Performance/Status Meetings/2007-June-20
From MozillaWiki
Participants
joduinn, damon, alice, vlad, schrep, robcee, rhelmer, dbaron, stan
Action Item Update
- AI:Justin see if the perf machines are swapping or if they need more memory.
- install more memory on some machines bug 384314. Arriving tomorrow (thurs).
- AI:robcee bug 383167 tracking problem getting buildID-in-a-file from Tinderbox.
- AI:rhelmer run performance tests with profiling on (rhelmer set up a machine for this, but jprof has problems on trunk)AI:rhelmer needs to change tests to start/stop JProf as part of the test... first implementation lost with harddisk failure, new implementation will be better anyway and checked in! Done, publishing results to experimental. Discussions about Tier1 vs Tier2 support.
- vlad filed bug364779. No longer linux specific, now platform independent.
- people constrained, will do this as part of talos framework. Can use buildbot as other option also.
- vlad filed bug364779. No longer linux specific, now platform independent.
- Getting higher resolution timers for tests
- AI:Damon will meet with Boris about this. Different issues on different platforms.
- Graph server status
- Graph server for easy build-to-build comparisons
- her latest changes now checked into graphs.mozilla.org.
- AI:alice, justin Discussions with IT about having them maintain the machine, not just Alice. Justin & Alice to meet, setup staging & production machines. Justin to support production machine, but not 24x7. Alice to work on stage machines, push to production, like we do for a.m.o and other sites. Justin setting up production machine, estimate 3 days.
- AI:rhelmer/robcee XP machines frequently hang, freeze, out-of-mem, etc. Changes XP machines to clean-boot-and-auto-start-everything. Having them auto-login, start VNCserver, etc. rhelmer would like to do this for both build and perf machines. Run one perf machine rebooting-every-24hours, compare results to perf machines that are not rebooted frequently. No change.
- Reducing test variance
- AI:schrep will try playing with existing TP2 logs from rhelmer, see if schrep can do math magic. Talked with stats guy, assembling raw data in csv file.
Agenda
- Generate reliable, relevant performance data (already underway as talos). Talos status update?
http://tinderbox.mozilla.org/showbuilds.cgi?tree=MozillaTest
- Areas where help is needed
- expand the scope of performance testing beyond Ts/Tp/TXUL/TDHMTL
- reduce noise in tests to ~1% (suggested by bz, not started)
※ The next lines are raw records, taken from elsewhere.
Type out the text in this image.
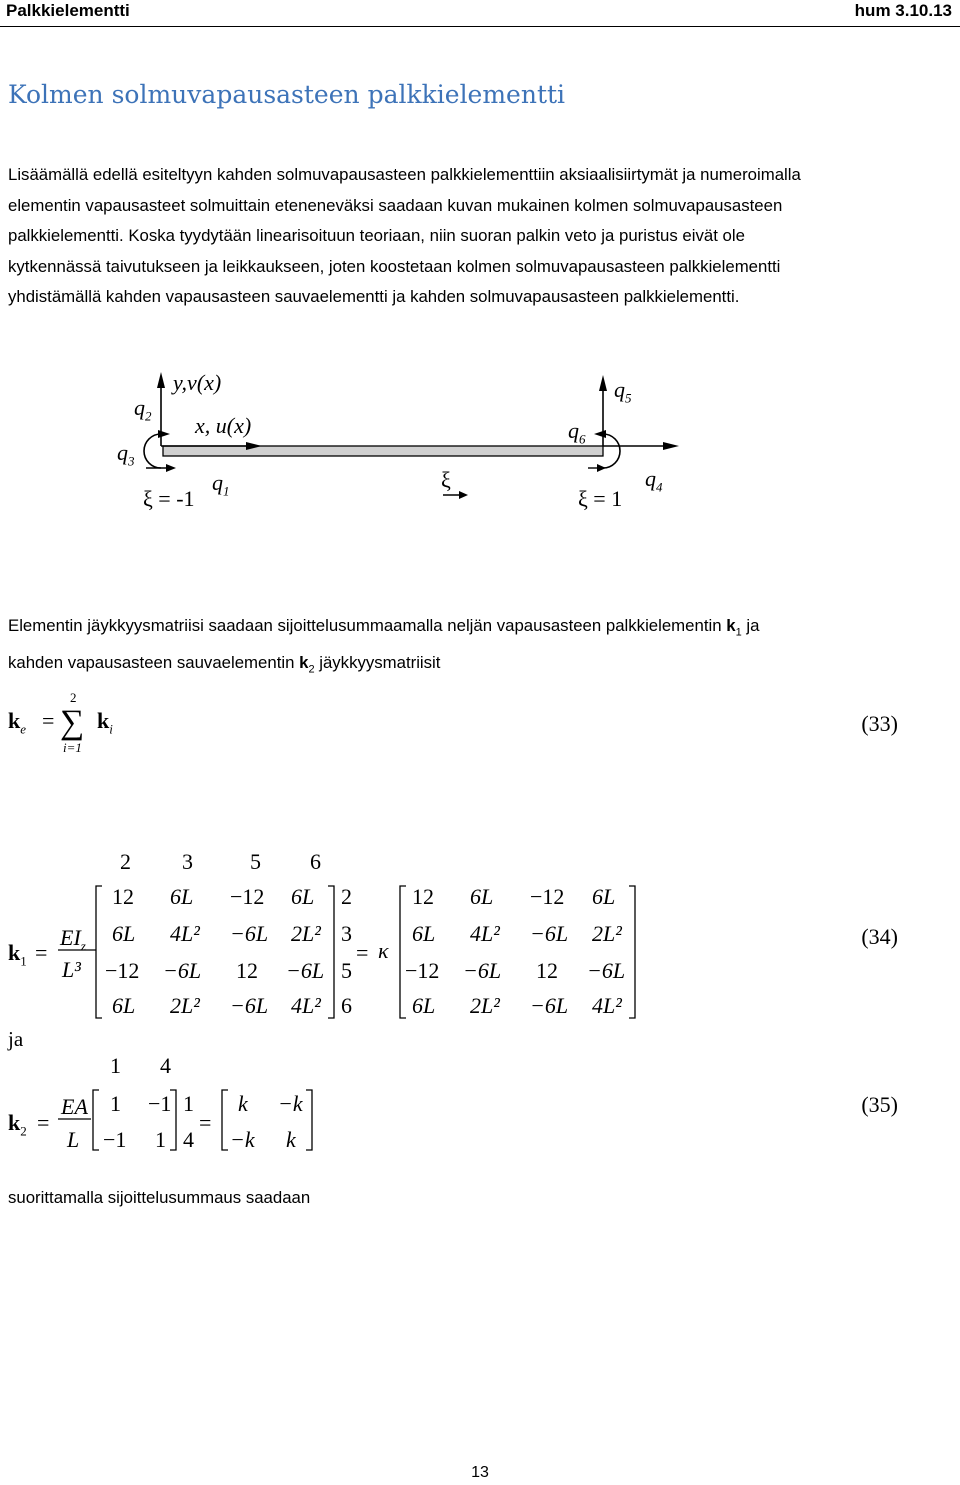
Palkkielementti	hum 3.10.13
Kolmen solmuvapausasteen palkkielementti
Lisäämällä edellä esiteltyyn kahden solmuvapausasteen palkkielementtiin aksiaalisiirtymät ja numeroimalla
elementin vapausasteet solmuittain eteneneväksi saadaan kuvan mukainen kolmen solmuvapausasteen
palkkielementti. Koska tyydytään linearisoituun teoriaan, niin suoran palkin veto ja puristus eivät ole
kytkennässä taivutukseen ja leikkaukseen, joten koostetaan kolmen solmuvapausasteen palkkielementti
yhdistämällä kahden vapausasteen sauvaelementti ja kahden solmuvapausasteen palkkielementti.
$q_2$
$q_3$
y,v(x)
x, u(x)
$q_1$
ξ = -1
ξ
ξ = 1
$q_5$
$q_6$
$q_4$
Elementin jäykkyysmatriisi saadaan sijoittelusummaamalla neljän vapausasteen palkkielementin $k_1$ ja
kahden vapausasteen sauvaelementin $k_2$ jäykkyysmatriisit
$k_e$ = ∑
2
i=1
$k_i$	(33)
2 3	5 6
$k_1$ =
$EI_z$
L³
= κ
12 6L −12 6L
6L 4L² −6L 2L²
−12 −6L 12 −6L
6L 2L² −6L 4L²
2
3
5
6
12 6L −12 6L
6L 4L² −6L 2L²
−12 −6L 12 −6L
6L 2L² −6L 4L²
(34)
ja
1 4
$k_2$ =
EA
L
=
1 −1
−1 1
1
4
k −k
−k k
(35)
suorittamalla sijoittelusummaus saadaan
13
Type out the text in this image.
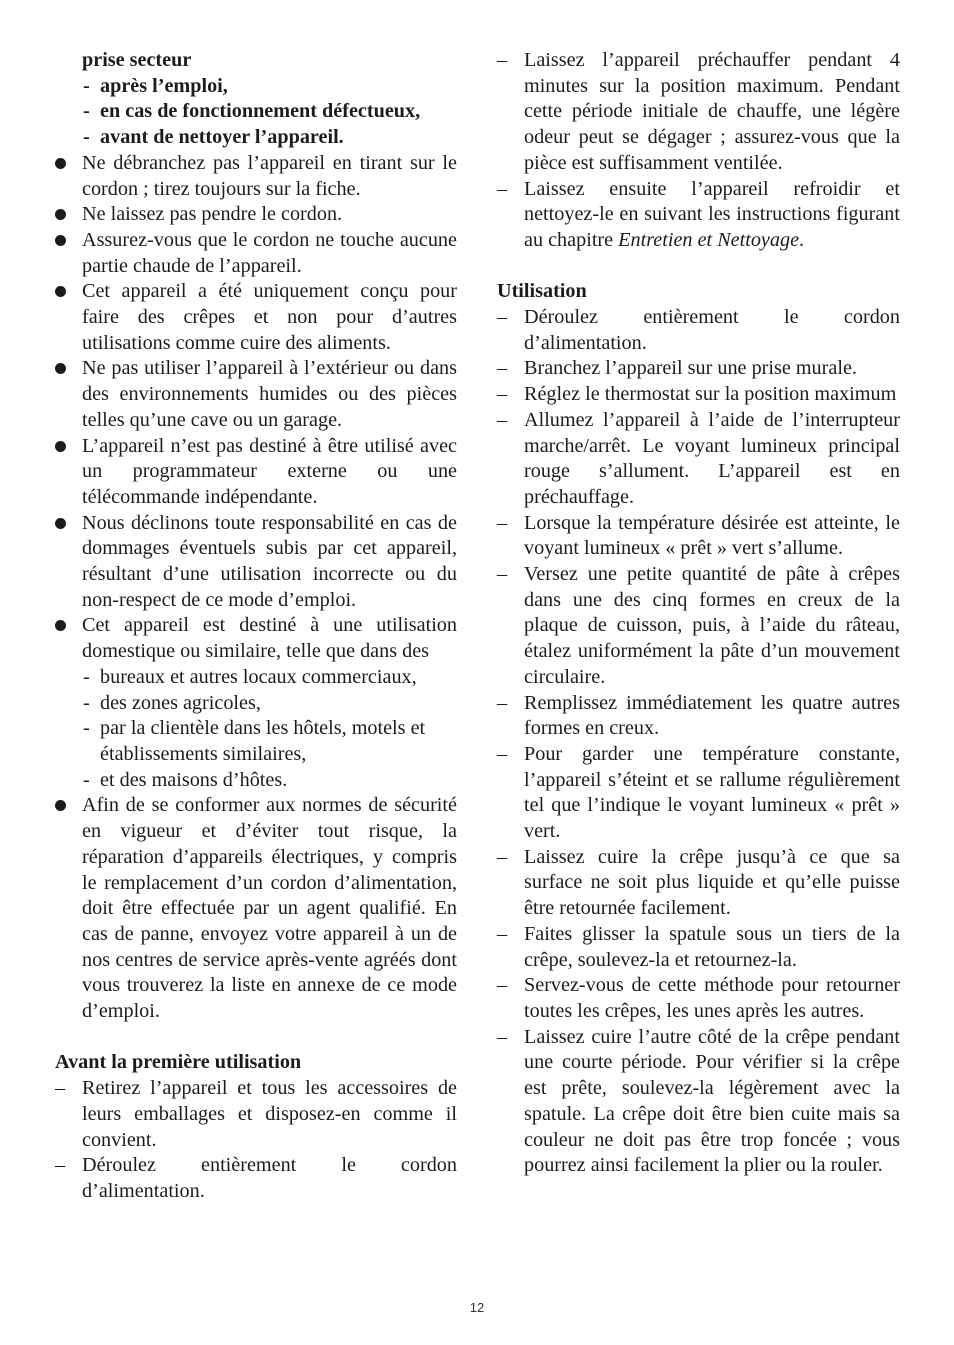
prise secteur
- après l’emploi,
- en cas de fonctionnement défectueux,
- avant de nettoyer l’appareil.
Ne débranchez pas l’appareil en tirant sur le cordon ; tirez toujours sur la fiche.
Ne laissez pas pendre le cordon.
Assurez-vous que le cordon ne touche aucune partie chaude de l’appareil.
Cet appareil a été uniquement conçu pour faire des crêpes et non pour d’autres utilisations comme cuire des aliments.
Ne pas utiliser l’appareil à l’extérieur ou dans des environnements humides ou des pièces telles qu’une cave ou un garage.
L’appareil n’est pas destiné à être utilisé avec un programmateur externe ou une télécommande indépendante.
Nous déclinons toute responsabilité en cas de dommages éventuels subis par cet appareil, résultant d’une utilisation incorrecte ou du non-respect de ce mode d’emploi.
Cet appareil est destiné à une utilisation domestique ou similaire, telle que dans des
- bureaux et autres locaux commerciaux,
- des zones agricoles,
- par la clientèle dans les hôtels, motels et établissements similaires,
- et des maisons d’hôtes.
Afin de se conformer aux normes de sécurité en vigueur et d’éviter tout risque, la réparation d’appareils électriques, y compris le remplacement d’un cordon d’alimentation, doit être effectuée par un agent qualifié. En cas de panne, envoyez votre appareil à un de nos centres de service après-vente agréés dont vous trouverez la liste en annexe de ce mode d’emploi.
Avant la première utilisation
– Retirez l’appareil et tous les accessoires de leurs emballages et disposez-en comme il convient.
– Déroulez entièrement le cordon d’alimentation.
– Laissez l’appareil préchauffer pendant 4 minutes sur la position maximum. Pendant cette période initiale de chauffe, une légère odeur peut se dégager ; assurez-vous que la pièce est suffisamment ventilée.
– Laissez ensuite l’appareil refroidir et nettoyez-le en suivant les instructions figurant au chapitre Entretien et Nettoyage.
Utilisation
– Déroulez entièrement le cordon d’alimentation.
– Branchez l’appareil sur une prise murale.
– Réglez le thermostat sur la position maximum
– Allumez l’appareil à l’aide de l’interrupteur marche/arrêt. Le voyant lumineux principal rouge s’allument. L’appareil est en préchauffage.
– Lorsque la température désirée est atteinte, le voyant lumineux « prêt » vert s’allume.
– Versez une petite quantité de pâte à crêpes dans une des cinq formes en creux de la plaque de cuisson, puis, à l’aide du râteau, étalez uniformément la pâte d’un mouvement circulaire.
– Remplissez immédiatement les quatre autres formes en creux.
– Pour garder une température constante, l’appareil s’éteint et se rallume régulièrement tel que l’indique le voyant lumineux « prêt » vert.
– Laissez cuire la crêpe jusqu’à ce que sa surface ne soit plus liquide et qu’elle puisse être retournée facilement.
– Faites glisser la spatule sous un tiers de la crêpe, soulevez-la et retournez-la.
– Servez-vous de cette méthode pour retourner toutes les crêpes, les unes après les autres.
– Laissez cuire l’autre côté de la crêpe pendant une courte période. Pour vérifier si la crêpe est prête, soulevez-la légèrement avec la spatule. La crêpe doit être bien cuite mais sa couleur ne doit pas être trop foncée ; vous pourrez ainsi facilement la plier ou la rouler.
12
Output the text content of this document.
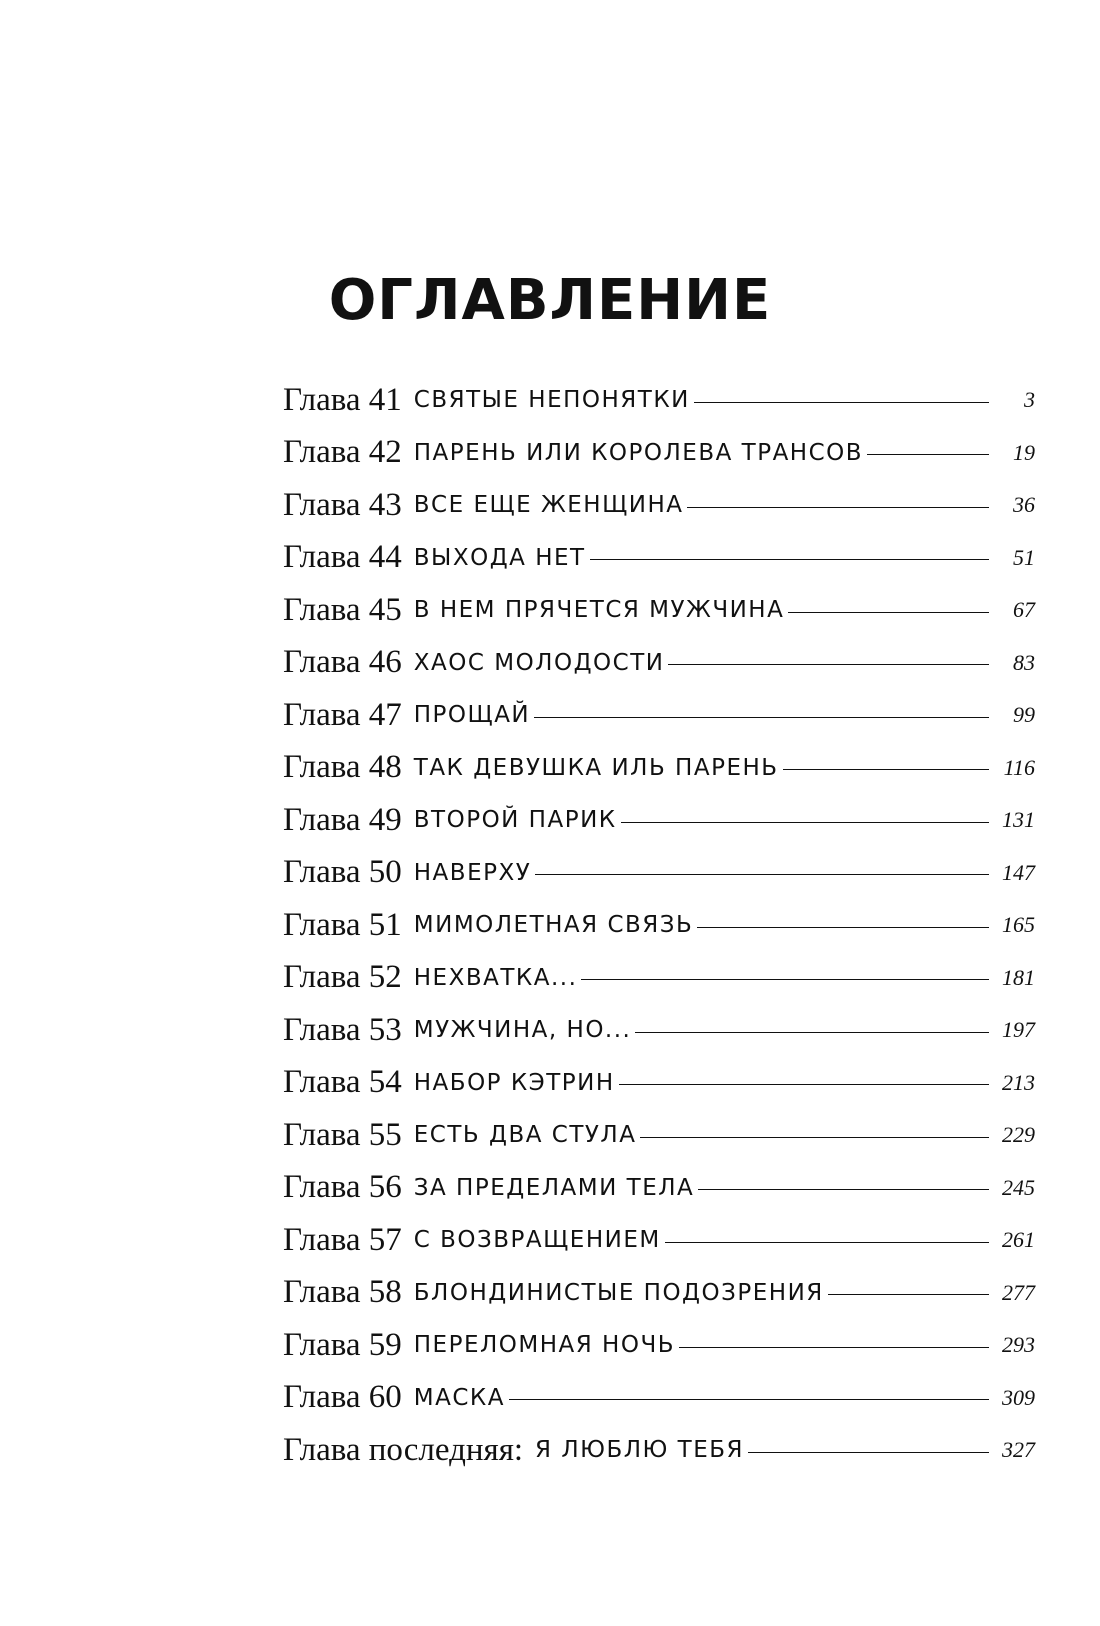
ОГЛАВЛЕНИЕ
Глава 41 СВЯТЫЕ НЕПОНЯТКИ	3
Глава 42 ПАРЕНЬ ИЛИ КОРОЛЕВА ТРАНСОВ	19
Глава 43 ВСЕ ЕЩЕ ЖЕНЩИНА	36
Глава 44 ВЫХОДА НЕТ	51
Глава 45 В НЕМ ПРЯЧЕТСЯ МУЖЧИНА	67
Глава 46 ХАОС МОЛОДОСТИ	83
Глава 47 ПРОЩАЙ	99
Глава 48 ТАК ДЕВУШКА ИЛЬ ПАРЕНЬ	116
Глава 49 ВТОРОЙ ПАРИК	131
Глава 50 НАВЕРХУ	147
Глава 51 МИМОЛЕТНАЯ СВЯЗЬ	165
Глава 52 НЕХВАТКА...	181
Глава 53 МУЖЧИНА, НО...	197
Глава 54 НАБОР КЭТРИН	213
Глава 55 ЕСТЬ ДВА СТУЛА	229
Глава 56 ЗА ПРЕДЕЛАМИ ТЕЛА	245
Глава 57 С ВОЗВРАЩЕНИЕМ	261
Глава 58 БЛОНДИНИСТЫЕ ПОДОЗРЕНИЯ	277
Глава 59 ПЕРЕЛОМНАЯ НОЧЬ	293
Глава 60 МАСКА	309
Глава последняя: Я ЛЮБЛЮ ТЕБЯ	327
- move perf tests to chrome, so we get more reliable results, and can test more than just content
- improve performance reporting and analyses:
- Better reports for sheriffs to easily spot perf regressions
- Tracking down specific performance issues
- stats change to track AUS usage by osversion.
- Priorities for infra:
- Generate historical baselines
- General profile data regularly on builds
- Getting the perf numbers more stable
- Developing the graph server to display time spent in each module
- New ideas
- Question: How are we tracking perf bugs, specifically, and are we doing this the same way we are triaging security bugs? Can we do it the same way if not? (damon)
Gecko: Perf discussion
- jrpof tinderbox
- jprof profile splitting
- need list of functions checked in
- just toplevel chunks (whatever you want separated out)
- need to go back to 1.8 and collect data from there
- need list of functions checked in
- jprof profile splitting
- synthetic tests
- put specific tests into talos framework
- poach mochitest performance tests
- individual reftest-like items
- need to get a bunch of people looking at profiles
- take up some of these meetings to sit down and look at profiles
- timer-based profiling is better (vtune/jprof/oprofile/etc., not quantify)
- TODO: vlad to generate profile for next week's meeting
- running without Fx chrome
- need dummy history impl
- that would get us a number that's just pure gecko, and not timing the firefox UI
- rhelmer's extension to run Tp2 in chrome
- examining default theme for performance issues
- Tp vs. Tp2
- Tp2 avoids a lot of firefox UI stuff because it's in an iframe
- Tp needs server-side code, but it doesn't have to be the exact code that's there now
- probes
- has value, but needs to be maintained
- merge dtrace/nsProbes/etc. so that we can use whatever tool without reinstrumenting the code
- dbaron already maintains entrypoints into layout to assert that layout doesn't reenter incorrectly
- TODO: vlad/dbaron - connect with sun guys, take probe stuff somewhere
Other Information
Followup on JS timing granularity: turns out that it's not JS timing errors after all! Instead, it's the synthetic load I was using, which was to multiply a pair of numbers. If the load is changed to be addition of numbers, the measured time is a clean linear function of the number of additions. So the mystery becomes one of why multiplication in JS sometimes takes about 16ms longer than expected, but at least we're not suspicious about our measurement tools.